Monday, March 16, 2015
The Gelato Children are reaching those ages where Babyhood has completely melted off of their faces and Toddlerhood was just an emotionally challenged, completely fucked up dream I had. Nobody really needs my “help” for anything anymore, although Daughter is still milking the whole ‘Can somebody wipe me pleeeeaassseee’ thing which is FANTASTIC. I have two children who are in school. Not preschool. Like school school. And at least once a week, I get a little weepy about this situation. And each time the tears well up in my eyes, I think DAMN IT! All those well meaning people with their freedom and personal time because their kids were in school school were RIGHT! This whole Child-Raising Experience goes by….well, Way.Too.Fast.
You hear it. You can’t escape it, actually. Friends and strangers alike warn you to enjoy every second as they simultaneously tell you that your baby is going to die with that blanket over the stroller. (Yes. That happened. Son was three weeks old. I was in line at Starbucks, a New Mom with swollen, sore boobs and no sleep and confused about everything and then some lady told me that my baby was going to die. I still hate her.) And let’s not pretend that every waking second that I had little, little kids I was thinking-THIS IS SO ENJOYABLE TO NURSE A SCREAMING BABY WHILE MAKING A TODDLER A GRILLED CHEESE! I MUST EMBRACE AND REJOICE IN THIS MOMENT!- but as the days passed at a snails pace and the months at a hare’s, and the years in the blink of an eye, there were countless moments where I would stop and take in the pure joy of my babies and wish to keep them forever so small. But still, each year of growth felt like a victory; each added finger to their age meant they were developing more independence and I didn’t have to shadow their every move at the park, or zip every zipper or wipe every butt. (Daughter, ahem, somewhat excluded as previously mentioned.) It happens gradually, all these little things, but they add up and one day you find yourself thinking: Did Son just brush his teeth by himself without even being reminded? Yes. Yes he did.
How did this happen? How did my firstborn become this boy? How did my baby grow so fast into this girl? Where did my babies go? I miss those babies. I can’t help but tear up each time I see a mom with her toddler and baby at the bookstore or the park or just out and about. I was that lady. I remember her well. That lady is thinking…how can we kill a little time this afternoon? Let’s go to the bookstore. I can get a coffee and you can look at books and that will kill at least an hour of the day. Or-let’s go to Target. I only need lip gloss and toilet paper, but we’ll go ahead and get a coffee and a milk and kill an hour in the toy aisle. How about we go to the fountain downtown? I’ll get a coffee and you can get completely soaked somehow in the trickle of water that runs down and maybe we’ll get lucky and bump into a friend and kill an hour.

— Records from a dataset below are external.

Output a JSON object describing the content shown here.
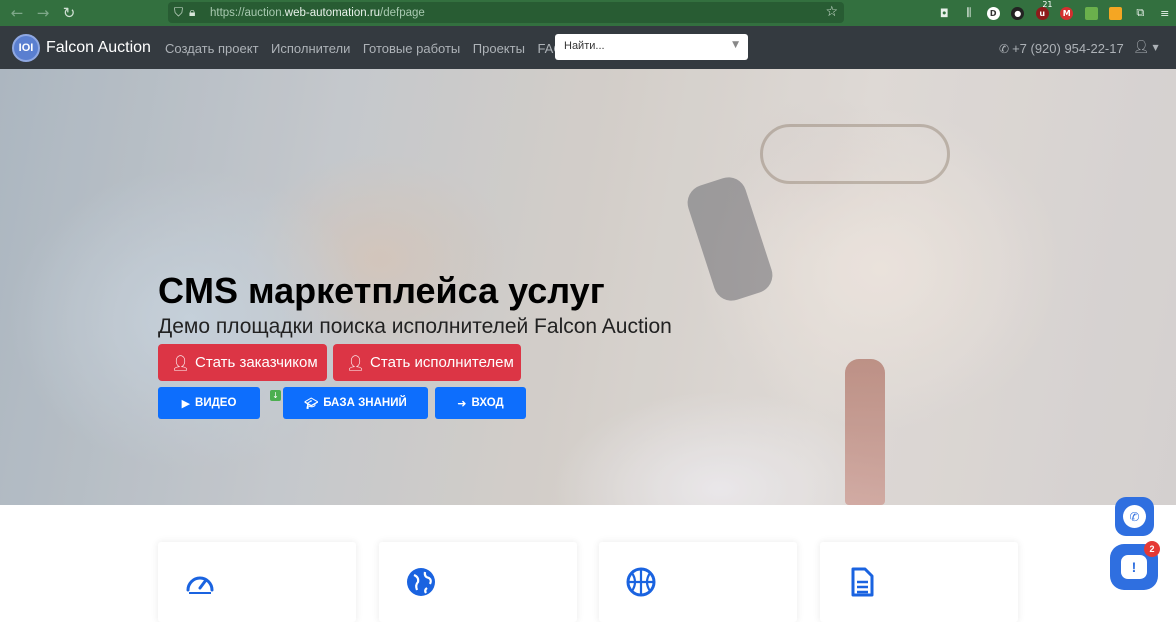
{
  "browser": {
    "url_prefix": "https://auction.",
    "url_host": "web-automation.ru",
    "url_path": "/defpage",
    "ext_badge": "21",
    "icons": [
      "back-arrow-icon",
      "forward-arrow-icon",
      "reload-icon",
      "shield-icon",
      "lock-icon",
      "bookmark-star-icon",
      "pocket-icon",
      "library-icon",
      "extension-icon",
      "menu-icon"
    ]
  },
  "nav": {
    "brand_logo": "IOI",
    "brand": "Falcon Auction",
    "links": [
      "Создать проект",
      "Исполнители",
      "Готовые работы",
      "Проекты",
      "FAQ"
    ],
    "search_placeholder": "Найти...",
    "phone": "+7 (920) 954-22-17"
  },
  "hero": {
    "title": "CMS маркетплейса услуг",
    "subtitle": "Демо площадки поиска исполнителей Falcon Auction",
    "btn_customer": "Стать заказчиком",
    "btn_performer": "Стать исполнителем",
    "btn_video": "ВИДЕО",
    "btn_kb": "БАЗА ЗНАНИЙ",
    "btn_login": "ВХОД"
  },
  "cards": {
    "icons": [
      "speedometer-icon",
      "globe-icon",
      "basketball-icon",
      "document-icon"
    ]
  },
  "widgets": {
    "chat_badge": "2",
    "chat_glyph": "!"
  },
  "colors": {
    "browser_chrome": "#33703f",
    "navbar": "#343a40",
    "red_button": "#dc3545",
    "blue_button": "#0d6efd",
    "icon_blue": "#1a63e0"
  }
}
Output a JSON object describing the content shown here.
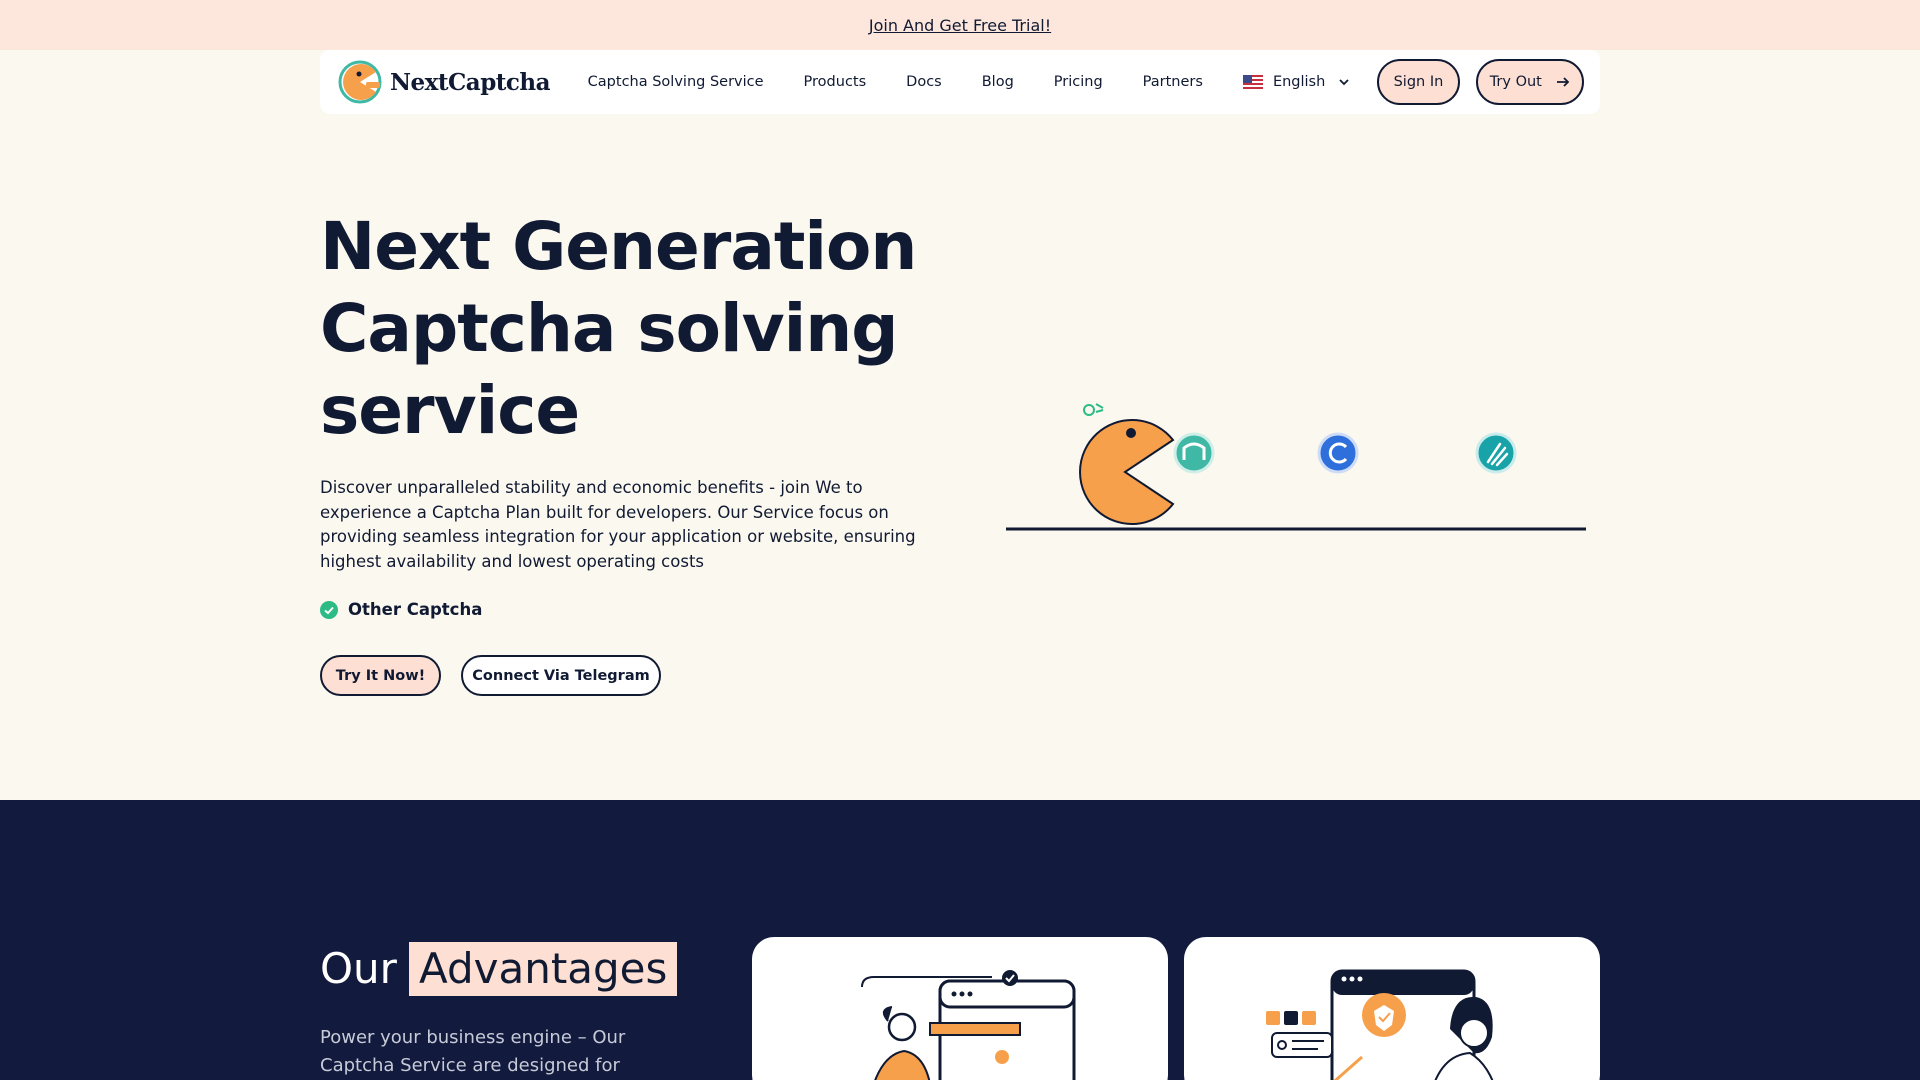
{
  "promo": {
    "link_text": "Join And Get Free Trial!"
  },
  "nav": {
    "brand": "NextCaptcha",
    "links": [
      "Captcha Solving Service",
      "Products",
      "Docs",
      "Blog",
      "Pricing",
      "Partners"
    ],
    "language": "English",
    "sign_in": "Sign In",
    "try_out": "Try Out"
  },
  "hero": {
    "title": "Next Generation Captcha solving service",
    "description": "Discover unparalleled stability and economic benefits - join We to experience a Captcha Plan built for developers. Our Service focus on providing seamless integration for your application or website, ensuring highest availability and lowest operating costs",
    "feature": "Other Captcha",
    "cta_primary": "Try It Now!",
    "cta_secondary": "Connect Via Telegram"
  },
  "advantages": {
    "title_plain": "Our",
    "title_highlight": "Advantages",
    "description": "Power your business engine – Our Captcha Service are designed for"
  },
  "colors": {
    "promo_bg": "#fde7dc",
    "page_bg": "#fbf8ef",
    "navy": "#111a33",
    "dark_section": "#121a3d",
    "accent_peach": "#fde0d3",
    "accent_orange": "#f7a04b",
    "check_green": "#2dbb85"
  },
  "icons": [
    "brand-logo-icon",
    "us-flag-icon",
    "chevron-down-icon",
    "arrow-right-icon",
    "check-circle-icon",
    "pacman-mascot-icon",
    "captcha-logo-teal-icon",
    "captcha-logo-blue-icon",
    "captcha-logo-hand-icon"
  ]
}
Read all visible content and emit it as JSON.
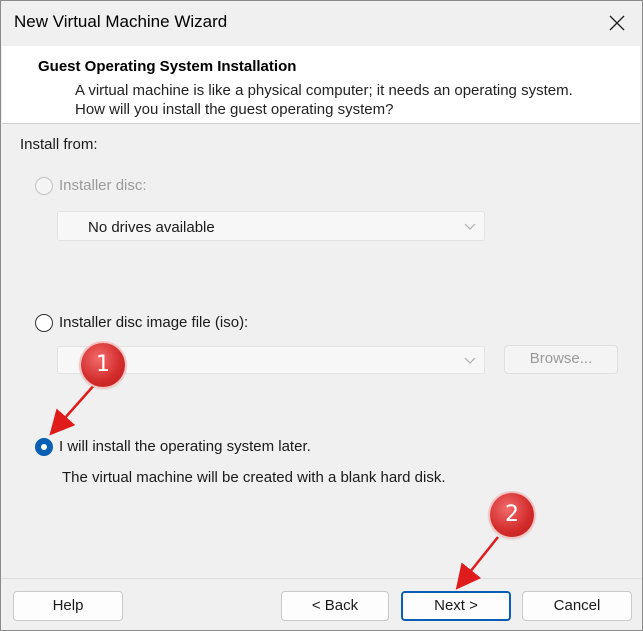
{
  "window": {
    "title": "New Virtual Machine Wizard"
  },
  "header": {
    "title": "Guest Operating System Installation",
    "description": "A virtual machine is like a physical computer; it needs an operating system. How will you install the guest operating system?"
  },
  "install_from": {
    "label": "Install from:",
    "options": [
      {
        "label": "Installer disc:",
        "selected": false,
        "enabled": false
      },
      {
        "label": "Installer disc image file (iso):",
        "selected": false,
        "enabled": true
      },
      {
        "label": "I will install the operating system later.",
        "selected": true,
        "enabled": true
      }
    ],
    "disc_drive": {
      "value": "No drives available"
    },
    "iso_path": {
      "value": ""
    },
    "browse_label": "Browse...",
    "later_note": "The virtual machine will be created with a blank hard disk."
  },
  "buttons": {
    "help": "Help",
    "back": "< Back",
    "next": "Next >",
    "cancel": "Cancel"
  },
  "annotations": [
    {
      "number": "1"
    },
    {
      "number": "2"
    }
  ],
  "colors": {
    "accent": "#0a5fb4",
    "annotation_red": "#d22a2a"
  },
  "icons": {
    "close": "close-icon",
    "dropdown": "chevron-down-icon"
  }
}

All those hours. Day after day after….year. All that time of just…being. Some days it was hard not to resent those hours as you watched your spouse leave for work. The morning hours before nap time laid out before you like some long stretch of desert in the hot sun. The few hours after nap time when the tick tock of the clock somehow moved even slower, everyone getting cranky and hungry and very thirsty for wine. That long hour of the day where it seemed bath would never end, why do they always pick the longest books and okay okay okay, I’ll sing another song and then finally, after all the negotiating, the promises, the kisses, the hugs, all the night lights on and the door slightly cracked….now…now….it’s time to do the laundry. And then it’s the very end of the day and you stop and wonder what it is you actually….did….all day. Nothing. Everything. Survived to live another day to have another day of the Same.Exact.Thing.
Every day wasn’t and definitely still isn’t rainbows and unicorns. It’s hard to be home all the time with your kids. While you are being told you have “the most difficult job in the world,” it’s hard not to feel unaccomplished; it’s hard not to feel envious of friends and family going off into the world each day….like…being smart and productive and stuff. And the further away you get from that world, the more impossible it seems to re-enter.
But I would never, ever take any of the hours back. Because, really, it chokes me up to realize that at 8 years old, I am almost halfway done with my son. And these past eight years, as agonizing as the days could seem, they have gone Way.Too.Fast and all I want is for these hours to slow down. Slow way down. Stretch out before me like a long country road, nothing but sky in front of us.
I’ll work on being productive another day. For now…I’m going to go play two touch in the alley with my Children. After all-this day is almost over. Another one, God willing, waiting for me tomorrow to do the Same.Exact.Thing all over again.